Rentré chez lui, Casimir annonça brutalement :

— Gaston Clarinet est une personnalité interlope, infamante et dévergondée, que Zouzoune ne doit plus y songer pour la perpétration d’un avenir judicieux… Tout au reste, il s’a embarqué hier matin pour l’Australie, sans esprit de retour rétrograde, avec une négresse qu’il a tortueusement détournée de ses devoirs dans le claque où elle était encore engagée pour trois mois, et qui l’emmène pour se fixer indissolublement avec lui dans son pays natal et autochtone.
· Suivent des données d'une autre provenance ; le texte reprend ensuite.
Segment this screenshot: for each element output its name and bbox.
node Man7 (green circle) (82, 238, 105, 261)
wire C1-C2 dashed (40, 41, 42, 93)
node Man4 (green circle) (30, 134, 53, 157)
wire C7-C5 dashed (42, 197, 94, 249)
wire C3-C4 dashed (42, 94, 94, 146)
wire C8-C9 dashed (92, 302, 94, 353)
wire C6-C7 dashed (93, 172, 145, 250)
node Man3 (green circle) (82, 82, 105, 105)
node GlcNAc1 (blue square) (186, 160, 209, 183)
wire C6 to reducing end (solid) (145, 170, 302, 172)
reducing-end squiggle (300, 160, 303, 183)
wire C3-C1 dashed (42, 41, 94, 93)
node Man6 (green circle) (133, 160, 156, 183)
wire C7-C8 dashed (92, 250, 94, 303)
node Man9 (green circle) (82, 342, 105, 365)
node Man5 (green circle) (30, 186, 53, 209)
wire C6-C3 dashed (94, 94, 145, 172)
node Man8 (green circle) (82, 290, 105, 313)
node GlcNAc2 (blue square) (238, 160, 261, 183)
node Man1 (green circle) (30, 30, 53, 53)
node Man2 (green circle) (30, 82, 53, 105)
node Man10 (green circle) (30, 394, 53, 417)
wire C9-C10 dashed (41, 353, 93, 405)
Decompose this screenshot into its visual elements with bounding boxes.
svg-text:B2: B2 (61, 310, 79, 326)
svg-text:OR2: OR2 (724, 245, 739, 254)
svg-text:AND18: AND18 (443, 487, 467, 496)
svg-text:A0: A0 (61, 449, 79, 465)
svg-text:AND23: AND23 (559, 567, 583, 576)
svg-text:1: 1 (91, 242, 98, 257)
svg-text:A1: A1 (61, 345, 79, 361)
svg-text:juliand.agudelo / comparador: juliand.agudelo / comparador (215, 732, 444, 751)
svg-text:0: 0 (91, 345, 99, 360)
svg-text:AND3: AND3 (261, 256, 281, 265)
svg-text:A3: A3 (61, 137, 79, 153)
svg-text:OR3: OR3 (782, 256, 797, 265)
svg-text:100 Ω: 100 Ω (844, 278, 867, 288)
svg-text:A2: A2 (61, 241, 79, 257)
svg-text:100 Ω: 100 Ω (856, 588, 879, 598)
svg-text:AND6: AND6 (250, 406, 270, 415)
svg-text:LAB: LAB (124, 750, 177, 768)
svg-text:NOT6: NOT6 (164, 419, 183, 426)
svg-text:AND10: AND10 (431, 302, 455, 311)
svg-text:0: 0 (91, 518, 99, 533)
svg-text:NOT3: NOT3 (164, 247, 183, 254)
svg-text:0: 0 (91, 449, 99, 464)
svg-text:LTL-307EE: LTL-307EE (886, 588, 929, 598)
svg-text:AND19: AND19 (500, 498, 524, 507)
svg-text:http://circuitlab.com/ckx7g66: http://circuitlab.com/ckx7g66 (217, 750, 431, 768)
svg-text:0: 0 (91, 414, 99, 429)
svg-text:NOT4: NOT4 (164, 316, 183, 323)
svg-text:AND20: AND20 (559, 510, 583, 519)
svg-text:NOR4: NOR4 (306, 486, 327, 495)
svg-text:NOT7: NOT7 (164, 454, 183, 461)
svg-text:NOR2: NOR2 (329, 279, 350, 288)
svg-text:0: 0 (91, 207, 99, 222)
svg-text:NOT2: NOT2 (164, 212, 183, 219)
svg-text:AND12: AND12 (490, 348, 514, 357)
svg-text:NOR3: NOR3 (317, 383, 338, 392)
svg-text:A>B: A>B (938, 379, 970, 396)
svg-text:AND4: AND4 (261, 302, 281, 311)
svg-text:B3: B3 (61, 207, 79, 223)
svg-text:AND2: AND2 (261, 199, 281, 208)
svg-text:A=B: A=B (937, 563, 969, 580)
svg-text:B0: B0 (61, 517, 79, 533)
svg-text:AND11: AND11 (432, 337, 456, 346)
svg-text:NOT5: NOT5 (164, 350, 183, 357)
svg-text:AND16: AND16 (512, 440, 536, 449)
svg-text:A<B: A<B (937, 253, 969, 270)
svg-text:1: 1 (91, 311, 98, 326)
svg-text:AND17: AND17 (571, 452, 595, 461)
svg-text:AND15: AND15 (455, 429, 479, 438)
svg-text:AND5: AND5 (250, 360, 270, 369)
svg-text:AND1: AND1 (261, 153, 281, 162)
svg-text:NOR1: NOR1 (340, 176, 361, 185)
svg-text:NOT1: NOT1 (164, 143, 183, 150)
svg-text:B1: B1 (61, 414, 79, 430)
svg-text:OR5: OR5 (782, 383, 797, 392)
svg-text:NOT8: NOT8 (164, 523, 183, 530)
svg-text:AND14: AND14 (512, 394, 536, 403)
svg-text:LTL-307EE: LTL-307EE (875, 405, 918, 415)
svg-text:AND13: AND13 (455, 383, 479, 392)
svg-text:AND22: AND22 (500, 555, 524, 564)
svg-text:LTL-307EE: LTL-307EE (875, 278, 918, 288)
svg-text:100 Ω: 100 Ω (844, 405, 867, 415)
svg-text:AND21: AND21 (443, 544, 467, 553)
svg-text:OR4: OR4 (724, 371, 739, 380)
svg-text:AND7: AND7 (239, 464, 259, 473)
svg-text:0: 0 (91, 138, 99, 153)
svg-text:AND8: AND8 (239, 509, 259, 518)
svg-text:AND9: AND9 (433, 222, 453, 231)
C’est donc une affaire conclusionnée par extinction terminale… Zouzoune n’a plus à compter que sur le courage de son père occasionnel, pour l’engendrement de son avenir complémentaire.

— Y’ a-t-y des hommes qui sont canailles, tout de même ! s’exclama la bonne Sophie.

Et toute la nuit, dans sa soupente, Zouzoune pleura sur l’infamie de ces monstres d’hommes, qui partent ainsi pour l’Australie avec des négresses, sans même daigner vous rendre le léger service, qu’on leur demandait bien poliment, de faire sauter enfin votre vertu.